Thank you @kristjan for figuring this out and providing an example! It should be enough for me to update the login flow and get a branch out for testing.

leocov-dev commented 6 months ago

@kristjan after you get a tadpoles-token from calling https://mbdwgateway.brighthorizons.com/api//account/token2 are you able to call:

POST https://mybrightday.brighthorizons.com/api/v2/auth/jwt/validate
Content-Type: application/x-www-form-urlencoded

token=<tadpoles-token>

to get a bh-api-key and then call the v2 api endpoint such as:

GET https://mybrightday.brighthorizons.com/api/v2/user/profile
Accept: application/json
X-Api-Key: <bh-api-key>

I'd like to figure out how much modification i'll need to do besides the login flow.

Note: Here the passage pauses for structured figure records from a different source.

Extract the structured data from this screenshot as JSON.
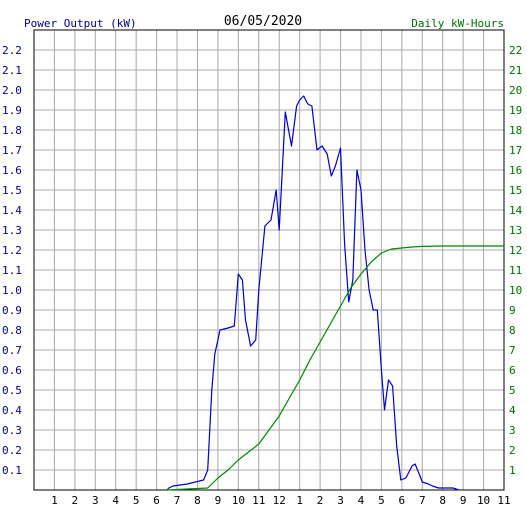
{
  "chart_data": {
    "type": "line",
    "title": "06/05/2020",
    "ylabel": "Power Output (kW)",
    "y2label": "Daily kW-Hours",
    "ylim": [
      0,
      2.3
    ],
    "y2lim": [
      0,
      23
    ],
    "xlim": [
      0,
      23
    ],
    "x_ticks": [
      "1",
      "2",
      "3",
      "4",
      "5",
      "6",
      "7",
      "8",
      "9",
      "10",
      "11",
      "12",
      "1",
      "2",
      "3",
      "4",
      "5",
      "6",
      "7",
      "8",
      "9",
      "10",
      "11"
    ],
    "y_ticks": [
      "0.1",
      "0.2",
      "0.3",
      "0.4",
      "0.5",
      "0.6",
      "0.7",
      "0.8",
      "0.9",
      "1.0",
      "1.1",
      "1.2",
      "1.3",
      "1.4",
      "1.5",
      "1.6",
      "1.7",
      "1.8",
      "1.9",
      "2.0",
      "2.1",
      "2.2"
    ],
    "y2_ticks": [
      "1",
      "2",
      "3",
      "4",
      "5",
      "6",
      "7",
      "8",
      "9",
      "10",
      "11",
      "12",
      "13",
      "14",
      "15",
      "16",
      "17",
      "18",
      "19",
      "20",
      "21",
      "22"
    ],
    "grid": true,
    "colors": {
      "power": "#0000cc",
      "energy": "#008800",
      "grid": "#a8a8a8",
      "left_axis_text": "#00008b",
      "right_axis_text": "#007000"
    },
    "series": [
      {
        "name": "Power Output (kW)",
        "axis": "left",
        "points": [
          [
            6.5,
            0
          ],
          [
            6.6,
            0.01
          ],
          [
            6.8,
            0.02
          ],
          [
            7.5,
            0.03
          ],
          [
            8.3,
            0.05
          ],
          [
            8.5,
            0.1
          ],
          [
            8.7,
            0.5
          ],
          [
            8.85,
            0.68
          ],
          [
            9.0,
            0.75
          ],
          [
            9.1,
            0.8
          ],
          [
            9.5,
            0.81
          ],
          [
            9.8,
            0.82
          ],
          [
            10.0,
            1.08
          ],
          [
            10.2,
            1.05
          ],
          [
            10.35,
            0.85
          ],
          [
            10.6,
            0.72
          ],
          [
            10.85,
            0.75
          ],
          [
            11.0,
            1.0
          ],
          [
            11.3,
            1.32
          ],
          [
            11.6,
            1.35
          ],
          [
            11.85,
            1.5
          ],
          [
            12.0,
            1.3
          ],
          [
            12.3,
            1.89
          ],
          [
            12.6,
            1.72
          ],
          [
            12.85,
            1.92
          ],
          [
            13.0,
            1.95
          ],
          [
            13.2,
            1.97
          ],
          [
            13.4,
            1.93
          ],
          [
            13.6,
            1.92
          ],
          [
            13.85,
            1.7
          ],
          [
            14.1,
            1.72
          ],
          [
            14.35,
            1.68
          ],
          [
            14.55,
            1.57
          ],
          [
            14.75,
            1.62
          ],
          [
            15.0,
            1.71
          ],
          [
            15.2,
            1.23
          ],
          [
            15.4,
            0.94
          ],
          [
            15.6,
            1.05
          ],
          [
            15.8,
            1.6
          ],
          [
            16.0,
            1.5
          ],
          [
            16.2,
            1.2
          ],
          [
            16.4,
            1.0
          ],
          [
            16.6,
            0.9
          ],
          [
            16.8,
            0.9
          ],
          [
            17.0,
            0.6
          ],
          [
            17.15,
            0.4
          ],
          [
            17.35,
            0.55
          ],
          [
            17.55,
            0.52
          ],
          [
            17.75,
            0.22
          ],
          [
            17.95,
            0.05
          ],
          [
            18.2,
            0.06
          ],
          [
            18.5,
            0.12
          ],
          [
            18.65,
            0.13
          ],
          [
            18.85,
            0.08
          ],
          [
            19.0,
            0.04
          ],
          [
            19.3,
            0.03
          ],
          [
            19.5,
            0.02
          ],
          [
            19.8,
            0.01
          ],
          [
            20.5,
            0.01
          ],
          [
            20.8,
            0
          ]
        ]
      },
      {
        "name": "Daily kW-Hours",
        "axis": "right",
        "points": [
          [
            6.5,
            0
          ],
          [
            7.5,
            0.05
          ],
          [
            8.5,
            0.1
          ],
          [
            9.0,
            0.6
          ],
          [
            9.5,
            1.0
          ],
          [
            10.0,
            1.5
          ],
          [
            10.5,
            1.9
          ],
          [
            11.0,
            2.3
          ],
          [
            11.5,
            3.0
          ],
          [
            12.0,
            3.7
          ],
          [
            12.5,
            4.6
          ],
          [
            13.0,
            5.5
          ],
          [
            13.5,
            6.5
          ],
          [
            14.0,
            7.4
          ],
          [
            14.5,
            8.3
          ],
          [
            15.0,
            9.2
          ],
          [
            15.5,
            10.1
          ],
          [
            16.0,
            10.8
          ],
          [
            16.5,
            11.4
          ],
          [
            17.0,
            11.85
          ],
          [
            17.5,
            12.05
          ],
          [
            18.0,
            12.1
          ],
          [
            18.5,
            12.15
          ],
          [
            19.0,
            12.18
          ],
          [
            20.0,
            12.2
          ],
          [
            21.0,
            12.2
          ],
          [
            23.0,
            12.2
          ]
        ]
      }
    ]
  }
}
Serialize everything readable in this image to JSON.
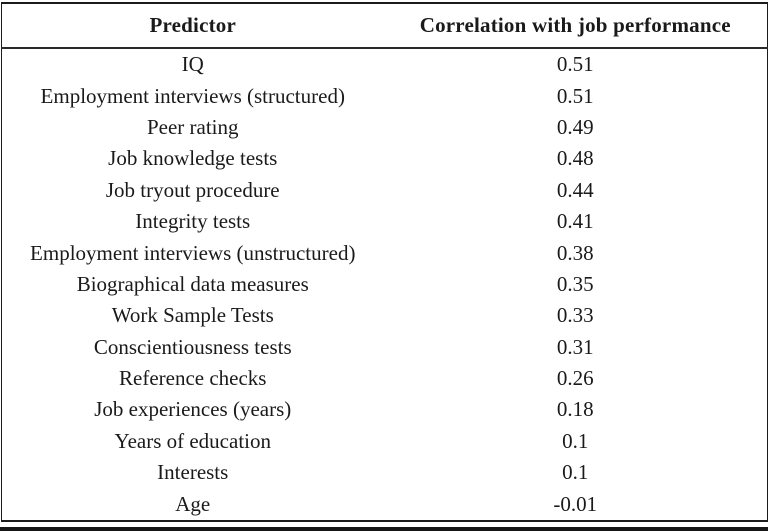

kristjan commented 5 months ago

I think they've replaced /jwt/validate with /jwt/redirect. /use/profile returns Unauthorized, but their site is currently throwing a 500 so I can't see what that might have been changed to 😬 I'll try to poke at again when they come back up.

Other mybrightday.brighthorizons.com URLs like /remote/v1/events are working.

leocov-dev commented 5 months ago

I updated the branch: bright-horizons-new-login-flow / PR with changes to start to bring things in line with @kristjan ruby example.

I have no way to test this since I don't have a BH account so unless someone steps up to push this forward I think this is stuck. The contents of internal/api/bright_horizons/provider.go is what needs to be figured out.

I started writing some tests for parts that parse HTML here: internal/api/bright_horizons/login_test.go, but although these tests pass I don't know what the data actually looks like so it's not currently a valid test.

mvictoras commented 4 weeks ago

I tested it, and I am getting the following error: Cmd Error : error finding SAML response

mvictoras commented 3 weeks ago

More info:

DEBU[0003] Login...                                     
DEBU[0004] Login successful, Admit...                   
Cmd Error         : error finding SAML response

Even if the username/password is random characters

mvictoras commented 3 weeks ago

I debugged a little bit, and I think the problem is with the cookies.